The 35-year-old also became the youngest ever female winner in the history of the prestigious award.
Desai said she owed a “profound and great” debt to her mother, fellow novelist Anita Desai, who was nominated for the prize three times but always lost out.
The judges hailed The Inheritance of Loss as “a magnificent novel of humane breadth and wisdom, comic tenderness and powerful political acuteness”.
Accepting her award, Desai thanked her mother and father for their support, joking: “I’m Indian so I am going to thank my parents.”
She went on: “To my mother I owe a debt so profound and so great that this book feels as much hers as it does mine.
“It was written in her company and in her witness and in her kindness.
“I really owe her this book so enormously, there isn’t enough to convey it.”
The Inheritance of Loss tells parallel stories set in post colonial India and the US.
In the foothills of the Himalayas, a Cambridge-educated Indian judge lives out a reclusive retirement until his orphaned teenage granddaughter comes to stay.
His existence eventually comes under threat from Nepali insurgents.
Meanwhile his cook’s son, who has travelled to America to seek his fortune, ekes out a miserable existence as an illegal immigrant in New York restaurant kitchens.
Desai herself lived in India until the age of 15, when she moved to England to continue her education.
From there she moved to the US, where she is currently a student on Columbia University’s Creative Writing Course.
Desai said her mother would have to wait to hear the good news because she had gone to stay with family in a remote Tibetan settlement.
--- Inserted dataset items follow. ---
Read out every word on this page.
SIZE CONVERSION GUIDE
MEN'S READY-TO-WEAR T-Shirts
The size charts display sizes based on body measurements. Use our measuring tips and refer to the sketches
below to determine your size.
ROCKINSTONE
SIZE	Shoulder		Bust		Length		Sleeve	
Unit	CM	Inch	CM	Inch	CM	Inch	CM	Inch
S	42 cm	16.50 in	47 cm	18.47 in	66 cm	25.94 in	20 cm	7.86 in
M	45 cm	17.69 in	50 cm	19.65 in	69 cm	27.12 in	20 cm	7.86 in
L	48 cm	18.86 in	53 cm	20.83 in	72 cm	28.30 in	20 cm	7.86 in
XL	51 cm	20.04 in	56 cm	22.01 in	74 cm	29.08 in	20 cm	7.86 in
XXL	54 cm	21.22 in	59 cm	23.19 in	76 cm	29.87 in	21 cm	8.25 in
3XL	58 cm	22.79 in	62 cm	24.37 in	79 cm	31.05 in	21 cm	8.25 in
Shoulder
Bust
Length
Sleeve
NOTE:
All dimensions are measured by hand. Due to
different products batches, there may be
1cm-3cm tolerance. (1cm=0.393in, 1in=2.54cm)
“She was so worried on my behalf that she gave me lots of advice and then went to visit my uncle, her brother, who lives in a Tibetan refugee settlement in a village which has no phone and no television, so she is probably sleeping very peacefully right now,” the author said.
She admitted to early doubts about following in her mother’s footsteps by becoming a writer.
“My mother told me never to be a writer because it’s such a difficult profession,” she said. “It was a long time before I started writing. But of course I grew up reading really hard all through my childhood, I wrote a few short stories when I went to college and after that I realised I was writing far too much to not do it.”
Desai divides her time between New York and New Delhi.
But she said: “I have an Indian passport and given what the political climate has been in the United States, I feel more and more Indian.”
This is her second novel and it took eight years to complete.
Her debut, Hullabaloo in The Guava Orchard, was published in 1998 and won the Betty Trask Award.
Sarah Waters had been the bookies’ favourite to win with her novel The Night Watch but Desai was the unanimous choice.
The winner was announced in a ceremony at London’s Guildhall, where earlier the judges’ two-hour deliberation was interrupted by a fire alarm.
Chairman of the judges, Hermione Lee, said: “I think her mother would be proud.
“It is clear to those of us who have read Anita Desai that Kiran Desai has learned from her mother’s work.
“Both write not just about India but about Indian communities in the world.
“The remarkable thing about Kiran Desai is that she is aware of her Anglo-Indian inheritance – of Naipaul and Narayan and Rushdie – but she does something pioneering. She seems to jump on from those traditions and create something which is absolutely of its own.
“The book is movingly strong in its humanity and I think that in the end is why it won.”
The win guarantees Desai a huge boost in sales.